Fun Fun Fun
FFF6 in review: Okkervil River eschews nostalgia for rock and roll
Okkervil River made its reputation and rose to prominence as purveyors of sad folk-y songs. That’s definitely the material that marked the band’s tenure as an Austin local act, before frontman Will Sheff’s 2006 relocation to Brooklyn. But it’s been a while since that was what the band really offered in a live setting, and the Fun Fun Fun Fest performance on the Orange Stage on Friday was another firm reminder that this is a Big Rock Band now.
Maybe it was all the nostalgia swirling around the other stages—a Murder City Devils reunion! An aborted attempt at a Misfits set by Danzig! Public Enemy in full effect!—or maybe it was the fact that this marked the band’s eighth Austin performance of 2011, or maybe it was all of the Ryan Gosling chatter buzzing through the crowd that had us looking for a sensitive hero. Whatever it was, the fact that the band’s early Austin days, and the material that came with it, has largely been stricken from the band’s repertoire was kind of a bummer. Hey Girl, the river is deep and the river is wide / and the girl that I love is on the other side / she wants to move to Kansas City / move to Kansas City / move, pretty baby, where the sky is so blue….
But Okkervil River isn’t that band anymore, and it hasn’t been for a long time. It’s a uniquely Austin situation—falling in love with a band when they’re regulars on the Flipnotics patio or at the Hole in the Wall, and then feeling a little bit abandoned when, even after they’ve played your city eight times this year, they’re never going to be that band again.
By the same token, the band that Okkervil River is now is great at what it does. Yeah, it’s a Big Rock Band, and the material that Sheff writes is designed to fill a stage with a lot of noise. That’s always been true—even when he was a local playing the inside room at Emo’s, it was clear that was the vision he had for the band—but it seems like it took some of the opportunities that come with international success for him to realize that dream.

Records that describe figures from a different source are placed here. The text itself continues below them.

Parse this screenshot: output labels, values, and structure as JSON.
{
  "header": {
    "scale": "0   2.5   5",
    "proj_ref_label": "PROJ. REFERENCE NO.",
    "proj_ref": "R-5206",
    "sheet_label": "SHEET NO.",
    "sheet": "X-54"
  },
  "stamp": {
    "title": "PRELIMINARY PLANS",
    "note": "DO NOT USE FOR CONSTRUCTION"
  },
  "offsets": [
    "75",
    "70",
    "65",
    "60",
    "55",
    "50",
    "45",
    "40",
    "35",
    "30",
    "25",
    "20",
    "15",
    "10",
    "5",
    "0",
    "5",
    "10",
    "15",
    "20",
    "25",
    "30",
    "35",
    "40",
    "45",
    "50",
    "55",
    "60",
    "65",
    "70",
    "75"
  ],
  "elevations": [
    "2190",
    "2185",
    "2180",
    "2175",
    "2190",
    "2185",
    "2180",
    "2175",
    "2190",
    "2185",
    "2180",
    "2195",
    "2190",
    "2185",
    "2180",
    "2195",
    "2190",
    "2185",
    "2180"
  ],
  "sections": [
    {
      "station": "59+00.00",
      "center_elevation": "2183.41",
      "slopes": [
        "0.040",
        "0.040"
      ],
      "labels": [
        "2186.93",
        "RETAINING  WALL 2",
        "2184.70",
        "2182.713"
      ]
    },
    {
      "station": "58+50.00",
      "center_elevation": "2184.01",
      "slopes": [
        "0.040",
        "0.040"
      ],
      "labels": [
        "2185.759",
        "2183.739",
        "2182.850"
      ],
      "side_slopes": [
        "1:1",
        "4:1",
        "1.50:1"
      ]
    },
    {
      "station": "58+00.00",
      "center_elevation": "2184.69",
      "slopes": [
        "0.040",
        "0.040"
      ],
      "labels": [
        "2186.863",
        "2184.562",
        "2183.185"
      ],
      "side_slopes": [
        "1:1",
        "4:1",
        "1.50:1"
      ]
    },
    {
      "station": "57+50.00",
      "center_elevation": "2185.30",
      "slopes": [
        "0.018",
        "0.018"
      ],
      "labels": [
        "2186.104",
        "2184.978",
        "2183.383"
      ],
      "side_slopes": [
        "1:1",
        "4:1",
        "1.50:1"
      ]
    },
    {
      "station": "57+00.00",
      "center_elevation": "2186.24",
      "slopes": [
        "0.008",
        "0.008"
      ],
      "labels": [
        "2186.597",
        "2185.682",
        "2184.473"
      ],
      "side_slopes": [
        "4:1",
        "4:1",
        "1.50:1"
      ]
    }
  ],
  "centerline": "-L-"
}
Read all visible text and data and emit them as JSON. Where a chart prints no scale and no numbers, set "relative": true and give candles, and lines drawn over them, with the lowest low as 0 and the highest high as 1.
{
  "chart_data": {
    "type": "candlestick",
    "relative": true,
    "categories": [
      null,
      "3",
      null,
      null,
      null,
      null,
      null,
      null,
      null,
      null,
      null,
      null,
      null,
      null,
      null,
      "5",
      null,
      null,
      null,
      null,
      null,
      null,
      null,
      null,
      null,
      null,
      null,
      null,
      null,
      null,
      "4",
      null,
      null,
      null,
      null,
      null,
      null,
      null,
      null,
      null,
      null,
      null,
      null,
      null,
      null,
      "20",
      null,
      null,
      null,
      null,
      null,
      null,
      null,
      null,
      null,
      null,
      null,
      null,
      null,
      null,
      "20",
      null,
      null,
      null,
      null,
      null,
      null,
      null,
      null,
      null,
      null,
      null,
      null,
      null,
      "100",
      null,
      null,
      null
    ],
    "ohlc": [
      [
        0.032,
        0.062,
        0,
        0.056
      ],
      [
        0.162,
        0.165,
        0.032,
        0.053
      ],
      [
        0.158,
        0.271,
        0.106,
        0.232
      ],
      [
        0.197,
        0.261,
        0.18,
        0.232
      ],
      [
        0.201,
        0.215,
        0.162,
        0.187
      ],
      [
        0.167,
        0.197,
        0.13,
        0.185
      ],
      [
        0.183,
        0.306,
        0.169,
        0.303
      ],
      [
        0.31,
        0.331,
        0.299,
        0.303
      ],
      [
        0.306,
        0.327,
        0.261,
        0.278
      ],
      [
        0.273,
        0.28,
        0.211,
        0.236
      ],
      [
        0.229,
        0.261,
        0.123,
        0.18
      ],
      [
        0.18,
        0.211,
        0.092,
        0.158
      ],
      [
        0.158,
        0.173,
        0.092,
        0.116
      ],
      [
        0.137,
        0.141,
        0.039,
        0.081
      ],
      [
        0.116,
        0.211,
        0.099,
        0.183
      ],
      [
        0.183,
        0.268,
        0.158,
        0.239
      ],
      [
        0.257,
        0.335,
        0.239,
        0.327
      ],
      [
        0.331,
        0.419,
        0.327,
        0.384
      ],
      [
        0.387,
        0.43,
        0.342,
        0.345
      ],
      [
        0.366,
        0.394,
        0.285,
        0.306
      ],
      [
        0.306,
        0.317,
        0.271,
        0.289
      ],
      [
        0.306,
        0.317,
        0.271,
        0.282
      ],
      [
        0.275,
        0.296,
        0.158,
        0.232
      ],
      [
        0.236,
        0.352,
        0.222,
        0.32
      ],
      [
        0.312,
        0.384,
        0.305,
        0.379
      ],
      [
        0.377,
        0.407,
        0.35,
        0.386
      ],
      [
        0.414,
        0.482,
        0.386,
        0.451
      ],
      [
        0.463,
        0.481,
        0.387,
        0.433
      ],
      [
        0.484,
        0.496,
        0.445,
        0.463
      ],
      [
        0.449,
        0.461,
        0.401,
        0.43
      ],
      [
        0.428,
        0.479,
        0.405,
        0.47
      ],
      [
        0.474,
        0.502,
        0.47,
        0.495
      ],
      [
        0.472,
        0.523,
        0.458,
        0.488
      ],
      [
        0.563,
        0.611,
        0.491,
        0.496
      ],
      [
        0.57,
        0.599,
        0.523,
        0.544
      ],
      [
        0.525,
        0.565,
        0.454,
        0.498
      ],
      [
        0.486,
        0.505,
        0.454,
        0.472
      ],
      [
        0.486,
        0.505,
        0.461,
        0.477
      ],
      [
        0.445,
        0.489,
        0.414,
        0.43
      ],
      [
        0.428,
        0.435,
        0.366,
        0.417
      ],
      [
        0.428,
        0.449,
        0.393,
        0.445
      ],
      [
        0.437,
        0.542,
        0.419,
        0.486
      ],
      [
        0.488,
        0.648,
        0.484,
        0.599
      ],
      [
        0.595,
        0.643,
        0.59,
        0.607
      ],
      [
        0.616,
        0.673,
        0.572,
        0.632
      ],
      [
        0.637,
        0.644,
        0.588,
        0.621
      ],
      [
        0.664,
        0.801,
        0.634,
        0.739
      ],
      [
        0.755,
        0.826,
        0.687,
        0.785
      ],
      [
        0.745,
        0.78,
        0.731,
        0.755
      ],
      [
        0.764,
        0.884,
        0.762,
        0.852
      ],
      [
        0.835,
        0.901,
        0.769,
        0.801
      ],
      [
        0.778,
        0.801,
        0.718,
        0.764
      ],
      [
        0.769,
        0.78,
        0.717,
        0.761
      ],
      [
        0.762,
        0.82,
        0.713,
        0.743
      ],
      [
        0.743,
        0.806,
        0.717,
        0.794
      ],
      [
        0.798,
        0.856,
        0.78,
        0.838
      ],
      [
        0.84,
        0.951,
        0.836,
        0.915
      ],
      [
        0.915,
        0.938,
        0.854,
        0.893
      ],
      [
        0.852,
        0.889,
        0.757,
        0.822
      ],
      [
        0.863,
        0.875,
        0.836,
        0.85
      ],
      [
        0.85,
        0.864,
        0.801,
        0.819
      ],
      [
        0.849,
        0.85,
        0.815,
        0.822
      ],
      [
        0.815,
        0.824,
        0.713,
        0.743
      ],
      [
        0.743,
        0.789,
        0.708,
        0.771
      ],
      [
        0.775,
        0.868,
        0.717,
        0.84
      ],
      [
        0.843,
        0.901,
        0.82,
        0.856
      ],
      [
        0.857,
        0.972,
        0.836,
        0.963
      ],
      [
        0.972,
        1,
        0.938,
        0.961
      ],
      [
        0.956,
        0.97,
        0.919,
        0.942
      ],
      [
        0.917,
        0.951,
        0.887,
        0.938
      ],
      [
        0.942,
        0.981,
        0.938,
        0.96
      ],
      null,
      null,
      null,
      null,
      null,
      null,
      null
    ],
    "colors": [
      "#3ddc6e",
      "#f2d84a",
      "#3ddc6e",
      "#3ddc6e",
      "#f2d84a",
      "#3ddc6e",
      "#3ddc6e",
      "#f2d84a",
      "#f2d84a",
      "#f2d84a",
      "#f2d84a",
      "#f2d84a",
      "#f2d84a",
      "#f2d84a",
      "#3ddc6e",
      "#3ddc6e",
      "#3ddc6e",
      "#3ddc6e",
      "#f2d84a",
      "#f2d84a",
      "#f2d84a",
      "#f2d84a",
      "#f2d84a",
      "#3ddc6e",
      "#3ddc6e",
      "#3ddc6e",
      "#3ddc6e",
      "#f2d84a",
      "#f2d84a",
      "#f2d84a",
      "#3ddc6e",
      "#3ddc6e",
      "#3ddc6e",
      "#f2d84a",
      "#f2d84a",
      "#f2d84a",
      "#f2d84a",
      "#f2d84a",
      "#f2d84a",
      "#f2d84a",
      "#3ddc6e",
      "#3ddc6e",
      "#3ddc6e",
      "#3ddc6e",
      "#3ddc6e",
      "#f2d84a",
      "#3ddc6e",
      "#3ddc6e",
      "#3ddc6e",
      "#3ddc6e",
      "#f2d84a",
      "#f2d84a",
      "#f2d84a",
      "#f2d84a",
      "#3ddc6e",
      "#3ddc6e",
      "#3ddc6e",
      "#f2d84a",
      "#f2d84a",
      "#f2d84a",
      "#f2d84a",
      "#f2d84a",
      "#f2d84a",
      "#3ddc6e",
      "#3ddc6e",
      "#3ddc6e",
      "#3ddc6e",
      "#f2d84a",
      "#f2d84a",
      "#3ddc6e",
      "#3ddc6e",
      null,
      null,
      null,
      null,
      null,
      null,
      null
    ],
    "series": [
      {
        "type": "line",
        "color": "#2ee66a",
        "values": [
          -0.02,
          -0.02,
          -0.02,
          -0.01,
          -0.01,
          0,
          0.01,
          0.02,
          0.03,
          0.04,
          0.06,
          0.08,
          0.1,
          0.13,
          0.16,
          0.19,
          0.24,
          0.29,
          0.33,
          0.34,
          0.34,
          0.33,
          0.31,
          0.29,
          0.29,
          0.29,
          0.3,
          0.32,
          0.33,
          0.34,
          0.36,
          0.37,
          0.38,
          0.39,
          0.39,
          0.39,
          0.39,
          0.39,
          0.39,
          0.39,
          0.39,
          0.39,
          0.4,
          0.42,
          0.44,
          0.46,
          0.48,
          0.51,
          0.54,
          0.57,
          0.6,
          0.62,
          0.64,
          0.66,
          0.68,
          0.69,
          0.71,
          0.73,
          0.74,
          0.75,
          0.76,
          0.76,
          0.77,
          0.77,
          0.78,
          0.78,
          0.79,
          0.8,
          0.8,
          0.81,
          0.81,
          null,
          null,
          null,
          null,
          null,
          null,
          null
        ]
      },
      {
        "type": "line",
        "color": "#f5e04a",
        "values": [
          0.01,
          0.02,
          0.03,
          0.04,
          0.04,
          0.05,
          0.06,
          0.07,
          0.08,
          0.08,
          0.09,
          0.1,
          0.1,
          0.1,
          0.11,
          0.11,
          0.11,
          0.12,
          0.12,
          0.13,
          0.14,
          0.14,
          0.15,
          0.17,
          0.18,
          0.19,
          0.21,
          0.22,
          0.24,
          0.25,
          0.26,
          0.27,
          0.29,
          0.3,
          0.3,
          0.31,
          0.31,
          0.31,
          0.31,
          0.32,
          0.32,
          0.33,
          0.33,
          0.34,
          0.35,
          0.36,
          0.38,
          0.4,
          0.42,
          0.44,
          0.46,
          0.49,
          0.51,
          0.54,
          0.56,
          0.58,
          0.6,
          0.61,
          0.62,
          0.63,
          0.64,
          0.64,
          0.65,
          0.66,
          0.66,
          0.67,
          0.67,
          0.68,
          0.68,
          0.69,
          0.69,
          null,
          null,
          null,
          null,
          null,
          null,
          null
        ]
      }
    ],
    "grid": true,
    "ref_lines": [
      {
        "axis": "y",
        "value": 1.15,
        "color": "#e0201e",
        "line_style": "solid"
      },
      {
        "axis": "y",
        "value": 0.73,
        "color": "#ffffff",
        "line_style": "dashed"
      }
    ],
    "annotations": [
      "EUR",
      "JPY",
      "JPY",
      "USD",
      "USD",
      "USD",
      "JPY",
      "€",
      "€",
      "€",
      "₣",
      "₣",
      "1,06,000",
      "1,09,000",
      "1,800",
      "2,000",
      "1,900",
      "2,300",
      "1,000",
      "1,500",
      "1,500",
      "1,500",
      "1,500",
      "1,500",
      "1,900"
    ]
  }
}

What the band delivered on the Orange Stage was a full-on rock show, with Sheff staggering wildly across the stage and pulling off mic stand tricks. The moves were good during “Our Life Is Not A Movie Or Maybe,” and the energetic rocker that opens this year’s I Am Very Far, “The Valley,” sounded inspired. Part of that is due to the success of the Fun Fun Fun Fest arrangement, too—at any point during the set, it was easy enough to walk up and claim a spot about 20 feet from the stage, which kept the show intimate despite the backdrop of the Austin skyline, and the sound was loud and crisp, not the sort of half-assed mix that you sometimes find at festivals. But the band, as rollicking and full as its music is now, is still fully engaging. And you can’t script moments like the sun setting behind the stage during “Your Past Life As A Blast.”
So even if it is just the nostalgia trip that Fun Fun Fun Fest painstakingly curates in its booking that made us miss the circa-2001-2004 Austin-based version of Okkervil River, there’s another reminder about the band from the Orange Stage as well: no matter what the songs they play sound like, they’re still pretty great.